The fountain is a juggling pattern that is the method most often used for juggling an even number of objects. In a fountain, each hand juggles separately, and the objects are not thrown between the hands, thus the number of balls is always even since any number of balls in one hand is doubled by the same number in the other hand. To illustrate this, it can be seen that in the most common fountain pattern where four balls are juggled, each hand juggles two balls independently. As Crego states "In the fountain pattern, each hand throws balls straight up into the air and each ball is caught in the same hand that throws it."

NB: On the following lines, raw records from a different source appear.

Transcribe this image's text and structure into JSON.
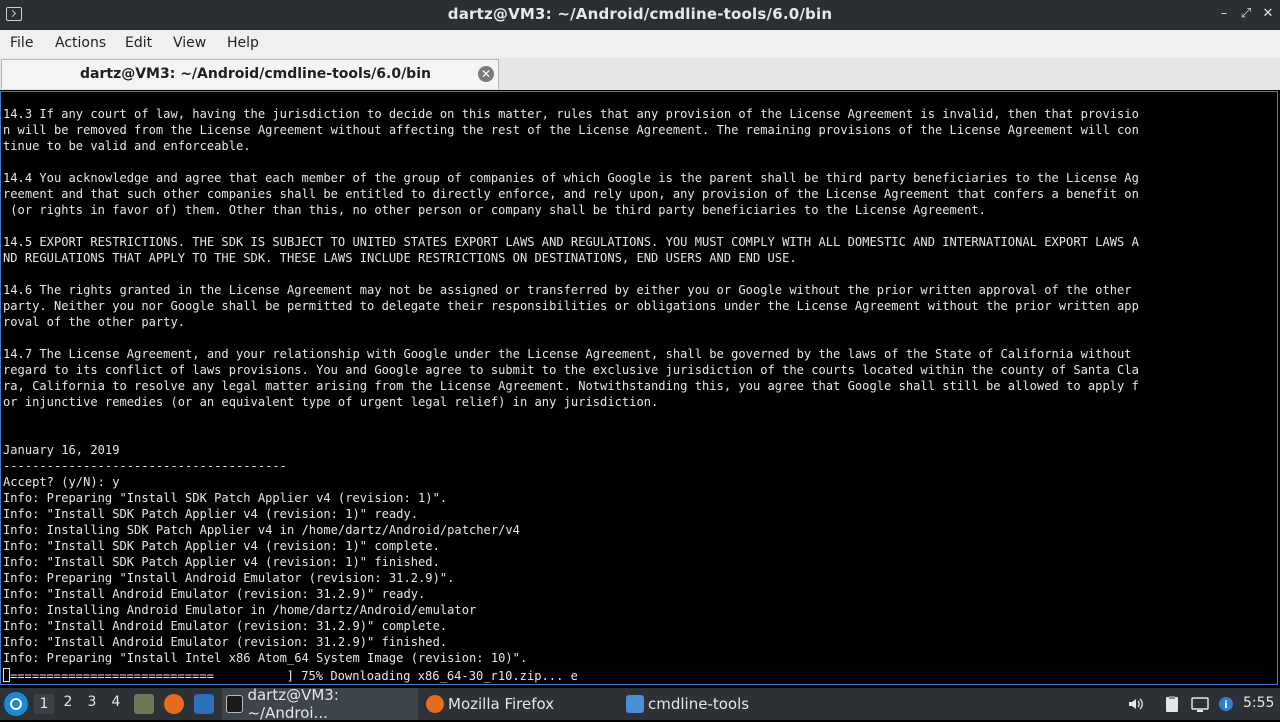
{
  "window": {
    "title": "dartz@VM3: ~/Android/cmdline-tools/6.0/bin",
    "controls": {
      "minimize": "–",
      "maximize": "⤢",
      "close": "✕"
    }
  },
  "menu": {
    "file": "File",
    "actions": "Actions",
    "edit": "Edit",
    "view": "View",
    "help": "Help"
  },
  "tab": {
    "label": "dartz@VM3: ~/Android/cmdline-tools/6.0/bin",
    "close_glyph": "✕"
  },
  "terminal": {
    "lines": [
      "14.3 If any court of law, having the jurisdiction to decide on this matter, rules that any provision of the License Agreement is invalid, then that provisio",
      "n will be removed from the License Agreement without affecting the rest of the License Agreement. The remaining provisions of the License Agreement will con",
      "tinue to be valid and enforceable.",
      "",
      "14.4 You acknowledge and agree that each member of the group of companies of which Google is the parent shall be third party beneficiaries to the License Ag",
      "reement and that such other companies shall be entitled to directly enforce, and rely upon, any provision of the License Agreement that confers a benefit on",
      " (or rights in favor of) them. Other than this, no other person or company shall be third party beneficiaries to the License Agreement.",
      "",
      "14.5 EXPORT RESTRICTIONS. THE SDK IS SUBJECT TO UNITED STATES EXPORT LAWS AND REGULATIONS. YOU MUST COMPLY WITH ALL DOMESTIC AND INTERNATIONAL EXPORT LAWS A",
      "ND REGULATIONS THAT APPLY TO THE SDK. THESE LAWS INCLUDE RESTRICTIONS ON DESTINATIONS, END USERS AND END USE.",
      "",
      "14.6 The rights granted in the License Agreement may not be assigned or transferred by either you or Google without the prior written approval of the other",
      "party. Neither you nor Google shall be permitted to delegate their responsibilities or obligations under the License Agreement without the prior written app",
      "roval of the other party.",
      "",
      "14.7 The License Agreement, and your relationship with Google under the License Agreement, shall be governed by the laws of the State of California without",
      "regard to its conflict of laws provisions. You and Google agree to submit to the exclusive jurisdiction of the courts located within the county of Santa Cla",
      "ra, California to resolve any legal matter arising from the License Agreement. Notwithstanding this, you agree that Google shall still be allowed to apply f",
      "or injunctive remedies (or an equivalent type of urgent legal relief) in any jurisdiction.",
      "",
      "",
      "January 16, 2019",
      "---------------------------------------",
      "Accept? (y/N): y",
      "Info: Preparing \"Install SDK Patch Applier v4 (revision: 1)\".",
      "Info: \"Install SDK Patch Applier v4 (revision: 1)\" ready.",
      "Info: Installing SDK Patch Applier v4 in /home/dartz/Android/patcher/v4",
      "Info: \"Install SDK Patch Applier v4 (revision: 1)\" complete.",
      "Info: \"Install SDK Patch Applier v4 (revision: 1)\" finished.",
      "Info: Preparing \"Install Android Emulator (revision: 31.2.9)\".",
      "Info: \"Install Android Emulator (revision: 31.2.9)\" ready.",
      "Info: Installing Android Emulator in /home/dartz/Android/emulator",
      "Info: \"Install Android Emulator (revision: 31.2.9)\" complete.",
      "Info: \"Install Android Emulator (revision: 31.2.9)\" finished.",
      "Info: Preparing \"Install Intel x86 Atom_64 System Image (revision: 10)\"."
    ],
    "progress_line": "============================          ] 75% Downloading x86_64-30_r10.zip... e",
    "download_progress": 0.75
  },
  "taskbar": {
    "workspaces": [
      "1",
      "2",
      "3",
      "4"
    ],
    "active_workspace": 0,
    "tasks": [
      {
        "label": "dartz@VM3: ~/Androi...",
        "icon": "terminal-icon",
        "active": true
      },
      {
        "label": "Mozilla Firefox",
        "icon": "firefox-icon",
        "active": false
      },
      {
        "label": "cmdline-tools",
        "icon": "folder-icon",
        "active": false
      }
    ],
    "clock": "5:55",
    "colors": {
      "accent": "#1e88d8",
      "bar": "#2d3136"
    }
  }
}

A fountain can be synchronous or asynchronous. In a synchronous fountain, both hands throw at the same time, while in an asynchronous fountain, the hands alternate throws. "The fountain pattern...can be stably performed in two ways...one can perform the fountain with different frequencies for the two hands, but that coordination is difficult because of the tendency of the limbs to synchronize." The fountain is juggled in a circular fashion, distinguishing it from columns. The circular method means that the balls juggled travel in a circle-like motion with the jugglers hands throwing the ball from a point close to their body centre line and catching the ball further away from their body centre line. This circular motion is called 'outside circles' and is the fountain pattern shown in the animation. This circle method can be reversed to create an 'inside circle' pattern whereby throws are from a position away from the body midline and catches are closer to the body midline. In the columns method the balls all travel vertically up and down in their own 'column', and are caught from where they are thrown.

==Other fountain patterns==

4 is the asynchronous asymmetrical fountain. (4,4) is the synchronous fountain. (4,4)(4,0) is a synchronous fountain with one ball missing (two in one, one in the other).

Wimpy, (4x,4x), is a crossing version of the synchronous fountain.